A/B testing is a method of comparing two versions of a webpage, email, or app to see which one performs better with real users. Instead of guessing which headline or button color will work best, you show each version to a separate group and let the data decide.
In this blog, we will show you what A/B testing is, the types you’ll run into, its main benefits, and a step-by-step process you can use for your next test.
What is A/B testing?
A/B testing is a controlled experiment that shows two versions of something to different groups of users to see which one drives better results.

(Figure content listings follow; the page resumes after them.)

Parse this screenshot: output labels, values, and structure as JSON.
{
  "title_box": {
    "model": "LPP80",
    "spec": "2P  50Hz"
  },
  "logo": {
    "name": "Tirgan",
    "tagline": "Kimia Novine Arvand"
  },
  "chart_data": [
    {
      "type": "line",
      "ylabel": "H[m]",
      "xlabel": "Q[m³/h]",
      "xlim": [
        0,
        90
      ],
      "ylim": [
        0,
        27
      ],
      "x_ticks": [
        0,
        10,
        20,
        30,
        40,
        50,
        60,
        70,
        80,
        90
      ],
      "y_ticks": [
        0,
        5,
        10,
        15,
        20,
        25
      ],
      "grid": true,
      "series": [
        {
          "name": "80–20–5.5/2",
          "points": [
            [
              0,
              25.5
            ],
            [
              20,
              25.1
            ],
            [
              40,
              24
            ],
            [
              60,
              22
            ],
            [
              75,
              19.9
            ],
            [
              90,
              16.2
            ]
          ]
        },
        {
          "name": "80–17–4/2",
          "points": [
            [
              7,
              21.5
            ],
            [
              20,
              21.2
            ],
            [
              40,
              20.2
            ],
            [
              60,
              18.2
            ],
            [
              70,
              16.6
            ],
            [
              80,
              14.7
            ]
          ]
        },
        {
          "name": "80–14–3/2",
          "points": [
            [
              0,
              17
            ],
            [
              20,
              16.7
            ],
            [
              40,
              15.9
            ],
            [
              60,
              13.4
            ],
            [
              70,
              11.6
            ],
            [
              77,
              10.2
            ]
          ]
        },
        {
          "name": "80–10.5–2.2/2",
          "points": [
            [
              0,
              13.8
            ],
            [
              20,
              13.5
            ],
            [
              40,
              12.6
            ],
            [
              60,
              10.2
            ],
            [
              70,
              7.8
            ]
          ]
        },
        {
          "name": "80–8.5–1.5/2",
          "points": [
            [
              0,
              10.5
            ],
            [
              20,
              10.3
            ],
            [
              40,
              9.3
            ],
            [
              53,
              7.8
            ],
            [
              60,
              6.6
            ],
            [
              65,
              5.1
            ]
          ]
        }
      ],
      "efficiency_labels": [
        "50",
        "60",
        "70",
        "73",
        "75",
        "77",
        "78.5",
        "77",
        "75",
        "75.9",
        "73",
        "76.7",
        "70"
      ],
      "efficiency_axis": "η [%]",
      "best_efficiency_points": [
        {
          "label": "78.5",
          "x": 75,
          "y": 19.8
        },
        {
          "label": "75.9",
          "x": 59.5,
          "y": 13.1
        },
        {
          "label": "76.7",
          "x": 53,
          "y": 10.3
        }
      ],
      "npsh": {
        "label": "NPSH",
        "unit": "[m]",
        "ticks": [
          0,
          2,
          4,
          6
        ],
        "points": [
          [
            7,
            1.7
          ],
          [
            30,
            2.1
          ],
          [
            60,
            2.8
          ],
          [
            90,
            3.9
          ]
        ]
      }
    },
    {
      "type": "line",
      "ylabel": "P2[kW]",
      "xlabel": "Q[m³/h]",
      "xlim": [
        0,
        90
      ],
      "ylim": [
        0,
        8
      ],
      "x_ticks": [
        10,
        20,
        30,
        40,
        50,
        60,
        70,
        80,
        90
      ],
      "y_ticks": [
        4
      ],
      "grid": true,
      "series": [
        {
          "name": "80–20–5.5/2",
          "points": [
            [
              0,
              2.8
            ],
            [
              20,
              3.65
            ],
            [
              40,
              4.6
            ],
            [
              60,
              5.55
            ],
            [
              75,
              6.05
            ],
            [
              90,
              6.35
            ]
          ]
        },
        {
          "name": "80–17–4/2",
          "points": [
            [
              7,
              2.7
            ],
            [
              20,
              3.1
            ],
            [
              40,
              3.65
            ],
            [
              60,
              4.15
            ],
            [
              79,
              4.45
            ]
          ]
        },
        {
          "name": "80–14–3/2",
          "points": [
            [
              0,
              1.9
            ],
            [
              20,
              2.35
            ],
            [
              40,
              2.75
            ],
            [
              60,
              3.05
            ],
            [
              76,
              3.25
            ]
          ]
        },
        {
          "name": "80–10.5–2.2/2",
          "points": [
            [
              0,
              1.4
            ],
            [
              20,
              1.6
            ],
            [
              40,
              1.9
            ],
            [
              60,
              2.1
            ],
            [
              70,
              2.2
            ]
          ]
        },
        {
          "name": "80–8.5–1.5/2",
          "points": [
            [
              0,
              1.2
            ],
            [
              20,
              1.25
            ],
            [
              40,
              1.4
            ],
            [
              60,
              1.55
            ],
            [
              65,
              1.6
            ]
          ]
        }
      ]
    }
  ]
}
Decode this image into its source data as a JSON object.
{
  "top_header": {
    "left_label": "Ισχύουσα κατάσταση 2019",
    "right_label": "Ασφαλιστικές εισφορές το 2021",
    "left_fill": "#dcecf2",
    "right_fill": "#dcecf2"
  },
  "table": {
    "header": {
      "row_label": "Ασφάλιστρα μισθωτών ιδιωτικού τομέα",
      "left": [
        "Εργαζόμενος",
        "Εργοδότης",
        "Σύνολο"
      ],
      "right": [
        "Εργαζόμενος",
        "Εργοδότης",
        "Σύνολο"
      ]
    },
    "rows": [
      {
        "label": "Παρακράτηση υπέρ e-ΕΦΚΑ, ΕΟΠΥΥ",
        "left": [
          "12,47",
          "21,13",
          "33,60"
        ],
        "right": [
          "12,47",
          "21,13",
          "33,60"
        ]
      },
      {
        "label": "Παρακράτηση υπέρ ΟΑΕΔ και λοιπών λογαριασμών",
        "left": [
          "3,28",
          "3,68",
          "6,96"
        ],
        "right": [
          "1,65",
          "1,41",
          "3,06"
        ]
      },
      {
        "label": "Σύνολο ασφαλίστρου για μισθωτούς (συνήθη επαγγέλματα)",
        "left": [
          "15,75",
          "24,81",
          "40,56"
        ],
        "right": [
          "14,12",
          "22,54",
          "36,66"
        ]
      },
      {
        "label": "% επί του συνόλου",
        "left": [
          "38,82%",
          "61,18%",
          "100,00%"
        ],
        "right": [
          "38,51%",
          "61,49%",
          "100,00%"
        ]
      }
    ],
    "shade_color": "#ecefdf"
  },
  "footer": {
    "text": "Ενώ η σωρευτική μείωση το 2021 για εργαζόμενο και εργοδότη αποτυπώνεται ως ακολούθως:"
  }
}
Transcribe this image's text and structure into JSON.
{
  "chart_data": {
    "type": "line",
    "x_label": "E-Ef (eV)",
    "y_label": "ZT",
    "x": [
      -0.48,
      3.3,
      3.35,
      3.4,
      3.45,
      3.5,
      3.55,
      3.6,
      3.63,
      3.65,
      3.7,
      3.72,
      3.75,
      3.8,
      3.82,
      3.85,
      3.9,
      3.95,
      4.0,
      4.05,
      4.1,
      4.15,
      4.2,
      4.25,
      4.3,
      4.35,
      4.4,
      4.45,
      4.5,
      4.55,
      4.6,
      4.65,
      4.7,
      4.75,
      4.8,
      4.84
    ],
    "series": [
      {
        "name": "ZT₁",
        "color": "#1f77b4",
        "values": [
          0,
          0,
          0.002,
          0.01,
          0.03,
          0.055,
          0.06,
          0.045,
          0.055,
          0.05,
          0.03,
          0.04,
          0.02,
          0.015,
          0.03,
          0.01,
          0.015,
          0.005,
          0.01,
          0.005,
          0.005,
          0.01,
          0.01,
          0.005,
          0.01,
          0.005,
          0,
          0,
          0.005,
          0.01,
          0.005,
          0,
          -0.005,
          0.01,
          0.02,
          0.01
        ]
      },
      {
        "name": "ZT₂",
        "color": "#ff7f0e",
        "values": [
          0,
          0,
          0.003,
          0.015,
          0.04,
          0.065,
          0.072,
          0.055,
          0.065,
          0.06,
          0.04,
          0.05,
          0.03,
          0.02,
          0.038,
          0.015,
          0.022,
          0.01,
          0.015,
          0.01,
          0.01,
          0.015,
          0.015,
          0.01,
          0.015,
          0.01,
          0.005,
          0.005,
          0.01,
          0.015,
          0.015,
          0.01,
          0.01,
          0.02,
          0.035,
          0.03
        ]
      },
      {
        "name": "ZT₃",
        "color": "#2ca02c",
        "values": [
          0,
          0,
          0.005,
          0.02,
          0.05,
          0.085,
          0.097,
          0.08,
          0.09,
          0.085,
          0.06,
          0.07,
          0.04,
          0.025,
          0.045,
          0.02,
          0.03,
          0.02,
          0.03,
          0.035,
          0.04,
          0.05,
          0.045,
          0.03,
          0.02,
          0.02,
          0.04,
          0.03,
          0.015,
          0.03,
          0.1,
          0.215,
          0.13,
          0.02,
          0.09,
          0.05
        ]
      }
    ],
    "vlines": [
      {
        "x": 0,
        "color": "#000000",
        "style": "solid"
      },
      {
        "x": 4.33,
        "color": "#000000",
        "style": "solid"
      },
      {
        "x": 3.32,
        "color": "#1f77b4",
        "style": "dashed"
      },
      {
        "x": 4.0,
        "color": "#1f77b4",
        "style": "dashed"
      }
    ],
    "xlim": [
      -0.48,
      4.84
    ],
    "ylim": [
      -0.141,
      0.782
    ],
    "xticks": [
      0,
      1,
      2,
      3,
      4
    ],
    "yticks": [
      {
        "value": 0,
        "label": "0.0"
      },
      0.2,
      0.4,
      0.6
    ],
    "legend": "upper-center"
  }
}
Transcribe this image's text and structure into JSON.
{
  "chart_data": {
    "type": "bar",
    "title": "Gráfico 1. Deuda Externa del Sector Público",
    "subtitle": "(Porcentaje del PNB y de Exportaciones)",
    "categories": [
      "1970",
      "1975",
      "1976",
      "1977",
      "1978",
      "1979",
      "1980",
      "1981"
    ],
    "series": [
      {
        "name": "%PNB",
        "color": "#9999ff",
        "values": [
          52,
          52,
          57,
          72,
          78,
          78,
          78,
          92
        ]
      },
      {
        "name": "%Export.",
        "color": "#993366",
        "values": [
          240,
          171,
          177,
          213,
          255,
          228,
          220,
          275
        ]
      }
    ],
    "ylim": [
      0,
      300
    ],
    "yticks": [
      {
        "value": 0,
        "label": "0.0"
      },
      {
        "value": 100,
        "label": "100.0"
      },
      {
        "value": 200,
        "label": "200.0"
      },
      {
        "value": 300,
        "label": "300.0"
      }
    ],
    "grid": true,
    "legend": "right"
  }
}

Here’s how the mechanics work:
- Control (Version A): The current, live version already in use.
- Variant (Version B): The new version being tested against it.
- Random split: Visitors are divided randomly between the two versions so neither group is skewed toward a particular type of user.
- Success metric: A specific, measurable goal, such as clicks, sign-ups, or purchases, decides which version wins.
A/B testing is also called split testing or bucket testing. The terms are used interchangeably across most marketing and product teams, though split testing sometimes refers specifically to sending traffic to two entirely separate URLs rather than two versions of the same page.
Marketers, product managers, and UX researchers all rely on A/B testing because it replaces opinion with evidence. Instead of debating which idea is better in a meeting, you run both and measure what actually happens.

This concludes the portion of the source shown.